The sort of Regulation that is vital to the functioning of the CFP is the eight-page Regulation (EC) No 1921/2006 on the submission of statistical data on landings of fishery products in Member States. The collection of such data will be just as important to the UK system but no purpose would be served by re-enacting this legislation.

It requires each EU Member State to submit annually to the Commission "statistical data in respect of the fishery products landed on its territory by Community and EFTA fishing vessels". These data are then processed by the EU's Standing Committee for Agricultural Statistics, established by Article 1 of Council Decision 72/279/EEC.

Instead, we will need dedicated rules setting up our own statistical system to perform a function which has for many decades been performed by Community institutions.

Another illustration is Commission Delegated Regulation (EU) 2016/2250 establishing a discard plan for certain demersal fisheries in the North Sea and in Union waters of ICES Division IIa.

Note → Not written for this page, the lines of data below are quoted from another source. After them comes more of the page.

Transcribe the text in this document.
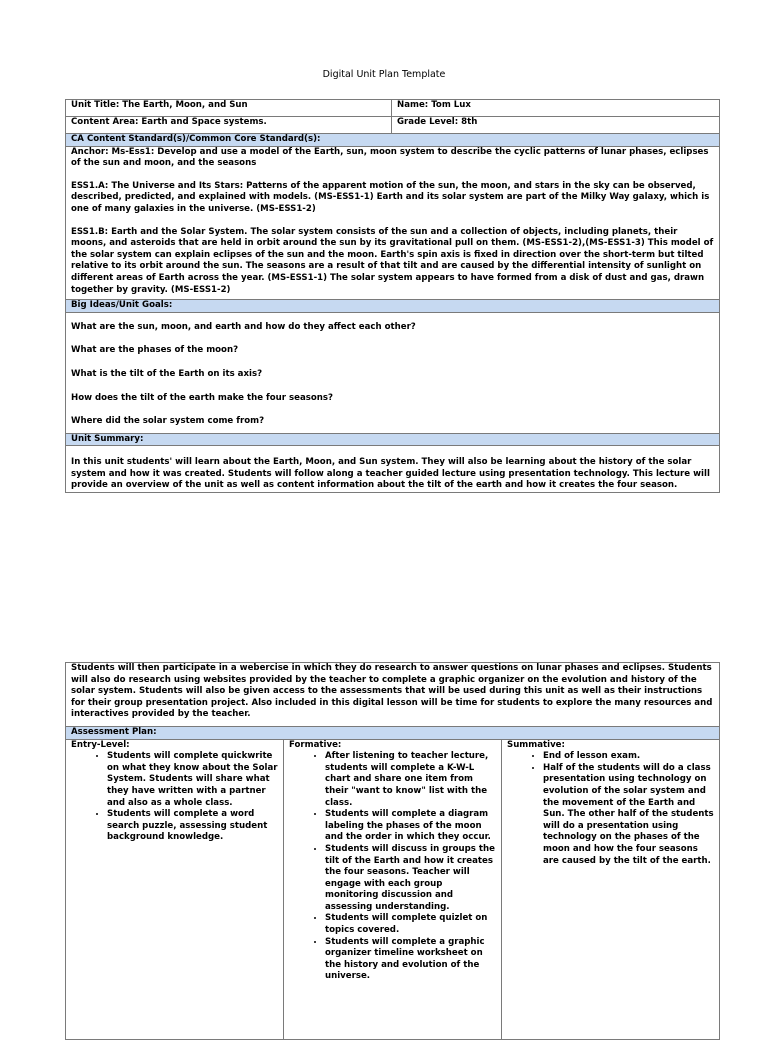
Digital Unit Plan Template
Unit Title: The Earth, Moon, and Sun	Name: Tom Lux
Content Area: Earth and Space systems.	Grade Level: 8th
CA Content Standard(s)/Common Core Standard(s):	

Anchor: Ms-Ess1: Develop and use a model of the Earth, sun, moon system to describe the cyclic patterns of lunar phases, eclipses of the sun and moon, and the seasons

ESS1.A: The Universe and Its Stars: Patterns of the apparent motion of the sun, the moon, and stars in the sky can be observed, described, predicted, and explained with models. (MS-ESS1-1) Earth and its solar system are part of the Milky Way galaxy, which is one of many galaxies in the universe. (MS-ESS1-2)

ESS1.B: Earth and the Solar System. The solar system consists of the sun and a collection of objects, including planets, their moons, and asteroids that are held in orbit around the sun by its gravitational pull on them. (MS-ESS1-2),(MS-ESS1-3) This model of the solar system can explain eclipses of the sun and the moon. Earth's spin axis is fixed in direction over the short-term but tilted relative to its orbit around the sun. The seasons are a result of that tilt and are caused by the differential intensity of sunlight on different areas of Earth across the year. (MS-ESS1-1) The solar system appears to have formed from a disk of dust and gas, drawn together by gravity. (MS-ESS1-2)	

Big Ideas/Unit Goals:	

What are the sun, moon, and earth and how do they affect each other?

What are the phases of the moon?

What is the tilt of the Earth on its axis?

How does the tilt of the earth make the four seasons?

Where did the solar system come from?	

Unit Summary:	

In this unit students' will learn about the Earth, Moon, and Sun system. They will also be learning about the history of the solar system and how it was created. Students will follow along a teacher guided lecture using presentation technology. This lecture will provide an overview of the unit as well as content information about the tilt of the earth and how it creates the four season.	

Students will then participate in a webercise in which they do research to answer questions on lunar phases and eclipses. Students will also do research using websites provided by the teacher to complete a graphic organizer on the evolution and history of the solar system. Students will also be given access to the assessments that will be used during this unit as well as their instructions for their group presentation project. Also included in this digital lesson will be time for students to explore the many resources and interactives provided by the teacher.

Assessment Plan:

Entry-Level:
• Students will complete quickwrite on what they know about the Solar System. Students will share what they have written with a partner and also as a whole class.
• Students will complete a word search puzzle, assessing student background knowledge.

Formative:
• After listening to teacher lecture, students will complete a K-W-L chart and share one item from their "want to know" list with the class.
• Students will complete a diagram labeling the phases of the moon and the order in which they occur.
• Students will discuss in groups the tilt of the Earth and how it creates the four seasons. Teacher will engage with each group monitoring discussion and assessing understanding.
• Students will complete quizlet on topics covered.
• Students will complete a graphic organizer timeline worksheet on the history and evolution of the universe.

Summative:
• End of lesson exam.
• Half of the students will do a class presentation using technology on evolution of the solar system and the movement of the Earth and Sun. The other half of the students will do a presentation using technology on the phases of the moon and how the four seasons are caused by the tilt of the earth.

This again is centred around Member States having a direct management interest in the North Sea submitting data to the Commission in order to make the system work, thus requiring considerable modification before it could function as UK policy.

The upshot is that the assessments, analysis and modifications, plus the necessary additions, are so onerous that the Government might be better off starting from scratch. And this is a problem right across the board, covering the CAP and many other policy domains.

Repatriation might have worked in the context of the Efta-EEA option. In that event, the entire Single Market acquis would be adopted through the EEA Agreement. The substantive policies could then be managed through amendments to the EEA Agreement, leaving only selected instruments to be adopted through direct repatriation and transposition.

As a broad-ranging strategy, though, relying on the Great Repeal Bill does not look secure. Effectively, the UK is having to adopt thousands of instruments, all of which will have to be reviewed and many amended. This is not an easy option. The more we look at it, the more it begins to look as if it is not an option at all.